Holmes received the only alternative on the 24 murder counts — life sentences without parole, to be served consecutively. The additional years, which cover the attempted murder and explosives convictions, will be served consecutively to the murder sentences. The judge merged the two convictions for each victim into a single count.
Depression, night terrors, survivor’s guilt
More than 100 shooting survivors and friends and relatives of the people he killed offered heartbreaking testimony about their loss at the formal sentencing hearing, which began on Monday. Some called Holmes a monster and said he had cheated the executioner.
They spoke of holidays, weddings and graduations that won’t be celebrated, and about depression, night terrors and survivor’s guilt. Some have yet to set foot in a movie theater.
Holmes’ mother, Arlene, apologized to the victims — but he remained silent. She said he is remorseful as well, but his schizophrenia and the medication he takes make it difficult for him to express his feelings.
His defense attorneys have said they will not appeal Holmes’ convictions or the sentence, noting that Holmes offered early on to plead guilty if prosecutors took the death penalty off the table.
Before issuing the formal sentence, Samour defended the criminal justice system, saying it worked even if some people were not happy that Holmes didn’t receive the death penalty.
He said he understands why some survivors are disappointed and noted that the lone holdout juror showed more compassion toward Holmes than the defendant ever showed his victims.
“The jury was not able to return the sentencing verdicts you were hoping for,” Samour said. “It feels like rejection. It feels like you were asking for something and were rejected. It feels like defeat.”
He assured them it was not. He pointed out that the mandatory life sentences, and the decision not to appeal, means the case ends now and the victims can finally move on with their lives. Had Holmes gotten a death sentence, the case would have dragged on, possibly for decades.

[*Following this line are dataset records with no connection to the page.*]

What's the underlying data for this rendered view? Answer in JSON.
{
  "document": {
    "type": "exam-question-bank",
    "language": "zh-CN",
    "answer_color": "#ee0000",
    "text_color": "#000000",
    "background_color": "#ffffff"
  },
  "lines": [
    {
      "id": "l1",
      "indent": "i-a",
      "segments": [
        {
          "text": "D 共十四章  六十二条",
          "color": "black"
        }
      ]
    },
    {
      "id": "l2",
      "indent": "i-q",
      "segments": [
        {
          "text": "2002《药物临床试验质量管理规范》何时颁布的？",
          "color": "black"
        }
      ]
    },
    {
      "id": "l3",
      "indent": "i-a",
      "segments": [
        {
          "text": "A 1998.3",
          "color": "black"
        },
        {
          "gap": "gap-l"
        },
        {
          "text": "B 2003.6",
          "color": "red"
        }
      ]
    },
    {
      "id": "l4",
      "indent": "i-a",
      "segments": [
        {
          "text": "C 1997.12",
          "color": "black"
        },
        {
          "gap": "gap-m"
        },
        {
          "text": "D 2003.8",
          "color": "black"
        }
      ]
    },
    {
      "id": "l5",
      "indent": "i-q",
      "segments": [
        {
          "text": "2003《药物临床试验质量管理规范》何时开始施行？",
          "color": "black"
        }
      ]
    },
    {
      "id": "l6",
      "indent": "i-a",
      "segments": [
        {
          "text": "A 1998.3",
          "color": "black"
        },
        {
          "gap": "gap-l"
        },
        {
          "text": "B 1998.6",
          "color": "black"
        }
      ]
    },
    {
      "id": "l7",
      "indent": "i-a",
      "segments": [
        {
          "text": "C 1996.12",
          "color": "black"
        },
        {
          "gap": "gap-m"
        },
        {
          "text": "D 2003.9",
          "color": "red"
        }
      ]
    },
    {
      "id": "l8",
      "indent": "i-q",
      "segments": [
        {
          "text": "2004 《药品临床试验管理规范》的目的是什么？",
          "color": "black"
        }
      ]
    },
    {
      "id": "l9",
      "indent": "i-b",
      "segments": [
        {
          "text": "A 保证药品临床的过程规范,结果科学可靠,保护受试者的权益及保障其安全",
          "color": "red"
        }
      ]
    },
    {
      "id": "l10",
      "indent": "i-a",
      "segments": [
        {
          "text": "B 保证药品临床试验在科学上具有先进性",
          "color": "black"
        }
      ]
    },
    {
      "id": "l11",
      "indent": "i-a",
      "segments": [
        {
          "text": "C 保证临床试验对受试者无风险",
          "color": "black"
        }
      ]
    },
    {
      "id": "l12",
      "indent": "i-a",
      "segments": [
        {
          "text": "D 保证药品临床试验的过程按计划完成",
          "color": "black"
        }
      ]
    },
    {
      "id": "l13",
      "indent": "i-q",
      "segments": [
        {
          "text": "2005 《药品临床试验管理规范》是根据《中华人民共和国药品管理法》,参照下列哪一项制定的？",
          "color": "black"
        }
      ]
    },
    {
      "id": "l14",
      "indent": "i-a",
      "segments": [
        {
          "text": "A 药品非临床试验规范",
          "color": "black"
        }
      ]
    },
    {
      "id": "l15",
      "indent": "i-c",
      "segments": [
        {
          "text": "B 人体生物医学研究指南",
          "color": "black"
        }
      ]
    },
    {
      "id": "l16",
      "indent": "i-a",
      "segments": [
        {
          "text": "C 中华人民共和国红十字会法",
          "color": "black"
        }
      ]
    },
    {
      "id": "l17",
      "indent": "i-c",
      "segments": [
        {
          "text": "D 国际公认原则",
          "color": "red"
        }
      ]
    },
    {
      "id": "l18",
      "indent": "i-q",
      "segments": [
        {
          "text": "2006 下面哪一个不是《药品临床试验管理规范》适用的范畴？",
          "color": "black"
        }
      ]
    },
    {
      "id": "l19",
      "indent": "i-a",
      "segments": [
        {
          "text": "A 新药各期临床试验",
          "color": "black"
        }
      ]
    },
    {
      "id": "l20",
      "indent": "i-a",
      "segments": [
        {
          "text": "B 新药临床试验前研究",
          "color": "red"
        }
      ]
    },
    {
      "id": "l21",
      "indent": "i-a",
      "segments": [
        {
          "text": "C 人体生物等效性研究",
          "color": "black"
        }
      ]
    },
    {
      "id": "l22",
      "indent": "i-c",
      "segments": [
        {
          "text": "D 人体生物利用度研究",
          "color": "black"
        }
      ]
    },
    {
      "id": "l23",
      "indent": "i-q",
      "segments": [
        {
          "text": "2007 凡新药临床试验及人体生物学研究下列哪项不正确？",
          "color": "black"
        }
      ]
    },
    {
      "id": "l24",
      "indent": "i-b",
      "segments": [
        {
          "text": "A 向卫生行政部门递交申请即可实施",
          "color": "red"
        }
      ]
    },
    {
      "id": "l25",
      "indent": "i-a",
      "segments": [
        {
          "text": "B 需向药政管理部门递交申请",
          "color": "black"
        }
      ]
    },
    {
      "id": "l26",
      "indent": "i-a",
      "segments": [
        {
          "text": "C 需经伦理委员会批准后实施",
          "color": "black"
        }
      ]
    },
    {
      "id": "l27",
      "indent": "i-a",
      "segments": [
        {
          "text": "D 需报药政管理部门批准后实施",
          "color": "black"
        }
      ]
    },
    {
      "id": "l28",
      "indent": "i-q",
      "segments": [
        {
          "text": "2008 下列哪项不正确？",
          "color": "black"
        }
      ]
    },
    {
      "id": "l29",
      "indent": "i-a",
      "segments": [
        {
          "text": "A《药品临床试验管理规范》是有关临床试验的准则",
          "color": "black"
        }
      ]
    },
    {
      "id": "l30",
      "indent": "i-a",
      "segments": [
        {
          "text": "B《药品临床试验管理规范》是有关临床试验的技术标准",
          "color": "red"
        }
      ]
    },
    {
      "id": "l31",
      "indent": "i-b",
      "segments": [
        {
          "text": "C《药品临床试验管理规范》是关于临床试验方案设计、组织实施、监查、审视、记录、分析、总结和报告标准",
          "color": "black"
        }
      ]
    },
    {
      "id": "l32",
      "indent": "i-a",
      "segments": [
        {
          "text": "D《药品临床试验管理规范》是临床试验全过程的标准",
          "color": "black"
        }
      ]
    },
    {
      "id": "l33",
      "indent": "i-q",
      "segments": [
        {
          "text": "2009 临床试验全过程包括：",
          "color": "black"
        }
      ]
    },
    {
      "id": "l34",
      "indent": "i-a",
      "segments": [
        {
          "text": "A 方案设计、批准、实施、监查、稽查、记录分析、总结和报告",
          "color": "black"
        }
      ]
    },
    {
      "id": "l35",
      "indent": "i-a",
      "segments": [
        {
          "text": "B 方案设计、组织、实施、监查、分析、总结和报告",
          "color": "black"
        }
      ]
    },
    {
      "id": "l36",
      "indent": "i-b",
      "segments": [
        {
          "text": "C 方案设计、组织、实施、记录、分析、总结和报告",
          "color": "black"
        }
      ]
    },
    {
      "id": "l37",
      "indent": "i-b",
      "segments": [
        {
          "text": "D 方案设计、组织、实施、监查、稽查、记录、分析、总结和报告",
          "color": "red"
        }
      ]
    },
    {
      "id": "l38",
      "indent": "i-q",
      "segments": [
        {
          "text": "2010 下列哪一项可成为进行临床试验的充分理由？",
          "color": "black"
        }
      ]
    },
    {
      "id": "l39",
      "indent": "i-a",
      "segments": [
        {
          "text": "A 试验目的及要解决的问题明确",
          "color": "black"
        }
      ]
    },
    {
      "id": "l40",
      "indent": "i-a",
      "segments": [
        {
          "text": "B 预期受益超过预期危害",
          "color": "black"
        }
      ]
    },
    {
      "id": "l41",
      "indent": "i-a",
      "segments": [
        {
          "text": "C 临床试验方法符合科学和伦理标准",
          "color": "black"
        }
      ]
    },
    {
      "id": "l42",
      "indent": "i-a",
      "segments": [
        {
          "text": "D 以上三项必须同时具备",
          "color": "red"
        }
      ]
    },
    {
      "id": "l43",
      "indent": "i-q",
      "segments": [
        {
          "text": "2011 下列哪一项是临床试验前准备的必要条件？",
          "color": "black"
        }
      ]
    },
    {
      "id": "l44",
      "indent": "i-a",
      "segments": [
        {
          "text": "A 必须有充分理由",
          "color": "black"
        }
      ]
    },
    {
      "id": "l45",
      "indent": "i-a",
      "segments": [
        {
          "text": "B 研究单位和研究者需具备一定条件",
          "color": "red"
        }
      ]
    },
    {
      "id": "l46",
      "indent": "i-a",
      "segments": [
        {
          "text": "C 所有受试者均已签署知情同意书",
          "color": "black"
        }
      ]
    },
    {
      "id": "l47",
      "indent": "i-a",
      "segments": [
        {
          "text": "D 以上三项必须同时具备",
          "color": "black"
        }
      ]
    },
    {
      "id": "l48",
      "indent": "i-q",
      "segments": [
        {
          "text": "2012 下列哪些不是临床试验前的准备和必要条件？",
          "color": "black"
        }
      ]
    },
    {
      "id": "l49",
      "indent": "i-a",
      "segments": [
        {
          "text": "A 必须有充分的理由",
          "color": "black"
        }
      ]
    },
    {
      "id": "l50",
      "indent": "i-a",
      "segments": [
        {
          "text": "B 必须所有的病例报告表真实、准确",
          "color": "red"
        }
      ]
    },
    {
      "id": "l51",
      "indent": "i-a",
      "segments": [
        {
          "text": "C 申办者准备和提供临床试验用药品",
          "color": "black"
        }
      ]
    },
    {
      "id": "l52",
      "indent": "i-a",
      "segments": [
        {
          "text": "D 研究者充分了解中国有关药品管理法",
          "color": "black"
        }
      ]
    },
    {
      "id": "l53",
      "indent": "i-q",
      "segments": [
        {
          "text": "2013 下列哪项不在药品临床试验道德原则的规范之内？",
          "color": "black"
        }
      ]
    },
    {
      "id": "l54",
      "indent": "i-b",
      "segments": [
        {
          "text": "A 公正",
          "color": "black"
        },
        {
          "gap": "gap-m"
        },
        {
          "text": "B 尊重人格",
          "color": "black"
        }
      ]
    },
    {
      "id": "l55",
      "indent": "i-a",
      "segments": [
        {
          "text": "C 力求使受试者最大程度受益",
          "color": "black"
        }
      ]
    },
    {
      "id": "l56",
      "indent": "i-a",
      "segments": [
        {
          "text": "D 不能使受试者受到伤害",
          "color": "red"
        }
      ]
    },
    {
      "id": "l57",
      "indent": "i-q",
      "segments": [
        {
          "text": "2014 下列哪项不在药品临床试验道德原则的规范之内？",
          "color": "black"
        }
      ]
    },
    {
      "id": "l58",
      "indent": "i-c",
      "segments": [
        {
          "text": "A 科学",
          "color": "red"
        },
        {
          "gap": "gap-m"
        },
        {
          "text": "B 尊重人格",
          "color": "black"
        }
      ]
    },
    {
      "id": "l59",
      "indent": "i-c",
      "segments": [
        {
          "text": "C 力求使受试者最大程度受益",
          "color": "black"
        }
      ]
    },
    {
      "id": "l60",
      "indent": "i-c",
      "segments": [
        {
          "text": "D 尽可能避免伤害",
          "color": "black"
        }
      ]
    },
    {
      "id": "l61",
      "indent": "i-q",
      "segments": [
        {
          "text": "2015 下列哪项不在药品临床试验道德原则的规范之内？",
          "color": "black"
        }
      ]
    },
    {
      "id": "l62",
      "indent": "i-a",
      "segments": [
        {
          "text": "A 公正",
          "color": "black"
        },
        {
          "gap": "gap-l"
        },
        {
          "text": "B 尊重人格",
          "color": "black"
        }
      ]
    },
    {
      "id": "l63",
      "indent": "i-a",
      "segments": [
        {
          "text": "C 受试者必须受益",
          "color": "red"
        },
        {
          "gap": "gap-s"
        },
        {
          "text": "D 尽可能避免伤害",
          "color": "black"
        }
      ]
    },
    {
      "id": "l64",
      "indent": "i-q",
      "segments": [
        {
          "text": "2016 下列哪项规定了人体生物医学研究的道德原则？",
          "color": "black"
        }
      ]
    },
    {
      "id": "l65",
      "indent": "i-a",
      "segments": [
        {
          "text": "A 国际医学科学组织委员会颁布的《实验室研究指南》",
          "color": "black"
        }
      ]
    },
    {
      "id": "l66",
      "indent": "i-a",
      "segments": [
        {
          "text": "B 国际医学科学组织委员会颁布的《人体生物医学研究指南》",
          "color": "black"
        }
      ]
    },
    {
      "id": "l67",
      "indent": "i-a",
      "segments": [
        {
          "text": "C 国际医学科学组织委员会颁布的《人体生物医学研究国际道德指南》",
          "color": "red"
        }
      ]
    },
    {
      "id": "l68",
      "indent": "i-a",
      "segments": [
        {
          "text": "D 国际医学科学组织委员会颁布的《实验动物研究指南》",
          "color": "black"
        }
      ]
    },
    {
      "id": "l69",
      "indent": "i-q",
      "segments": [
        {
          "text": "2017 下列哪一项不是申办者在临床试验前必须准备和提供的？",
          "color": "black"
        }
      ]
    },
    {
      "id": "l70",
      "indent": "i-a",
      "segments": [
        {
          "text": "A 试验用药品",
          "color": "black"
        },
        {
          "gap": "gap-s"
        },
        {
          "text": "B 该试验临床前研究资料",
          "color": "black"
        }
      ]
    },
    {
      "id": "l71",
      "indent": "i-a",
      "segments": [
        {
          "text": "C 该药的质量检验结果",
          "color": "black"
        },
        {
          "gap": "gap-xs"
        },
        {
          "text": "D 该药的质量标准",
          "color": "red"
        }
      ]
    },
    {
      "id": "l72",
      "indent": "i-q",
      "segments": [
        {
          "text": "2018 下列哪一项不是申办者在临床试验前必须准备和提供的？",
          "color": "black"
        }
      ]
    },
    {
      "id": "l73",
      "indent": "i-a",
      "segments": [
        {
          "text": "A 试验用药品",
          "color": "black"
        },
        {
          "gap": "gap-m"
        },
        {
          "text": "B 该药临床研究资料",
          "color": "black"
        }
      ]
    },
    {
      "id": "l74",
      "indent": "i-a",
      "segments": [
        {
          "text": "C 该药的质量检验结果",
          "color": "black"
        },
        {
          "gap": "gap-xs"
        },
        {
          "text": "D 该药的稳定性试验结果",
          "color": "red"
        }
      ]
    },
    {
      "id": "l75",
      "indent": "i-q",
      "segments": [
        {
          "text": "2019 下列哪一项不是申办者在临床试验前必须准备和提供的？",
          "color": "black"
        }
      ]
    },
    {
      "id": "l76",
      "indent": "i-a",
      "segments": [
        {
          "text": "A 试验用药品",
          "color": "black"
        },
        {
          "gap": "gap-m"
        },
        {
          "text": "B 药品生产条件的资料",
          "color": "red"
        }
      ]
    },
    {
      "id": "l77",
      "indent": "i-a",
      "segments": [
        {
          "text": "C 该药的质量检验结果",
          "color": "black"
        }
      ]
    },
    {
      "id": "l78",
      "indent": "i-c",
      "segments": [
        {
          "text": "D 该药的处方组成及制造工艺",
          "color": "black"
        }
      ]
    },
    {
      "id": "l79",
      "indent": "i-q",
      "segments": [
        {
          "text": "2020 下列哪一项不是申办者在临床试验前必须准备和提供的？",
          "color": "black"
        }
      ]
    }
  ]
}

“Either way you look at it, the defendant is going to die in the custody of a department of corrections,” Samour said. “Death is certain, the only question is when.”
He rejected criticism that the trial was a waste of time and money, since Holmes would have ended up with the same sentence had the state agreed to drop the death penalty in exchange for a guilty plea.
“Since when do we as a nation, as a community, put money ahead of everything else? When did that happen?” the judge asked.
‘He robbed the world’
Samour said the trial provided a platform for the community to know the people who were lost, and to learn about how such horrific, violent acts affect hundreds if not thousands of people. He said we were able to learn about the issue of mental illness and that we are still far from any real understanding about it. He said even the experts who testified would agree that the field of psychiatry has a long way to go.
Samour also noted that there was a fork in the road at which Holmes could have turned back, but didn’t. That was when he was outside the theater and tried to call his therapist.
The judge took pains to mention each victim by name and offer up personal details provided by family members during the trial.
“We will never know what they would have accomplished. We will never know what impact they would have made in the world,” Samour said. “The defendant robbed not only the family members and friends of these victims, he robbed the world of all these deceased victims would have accomplished.”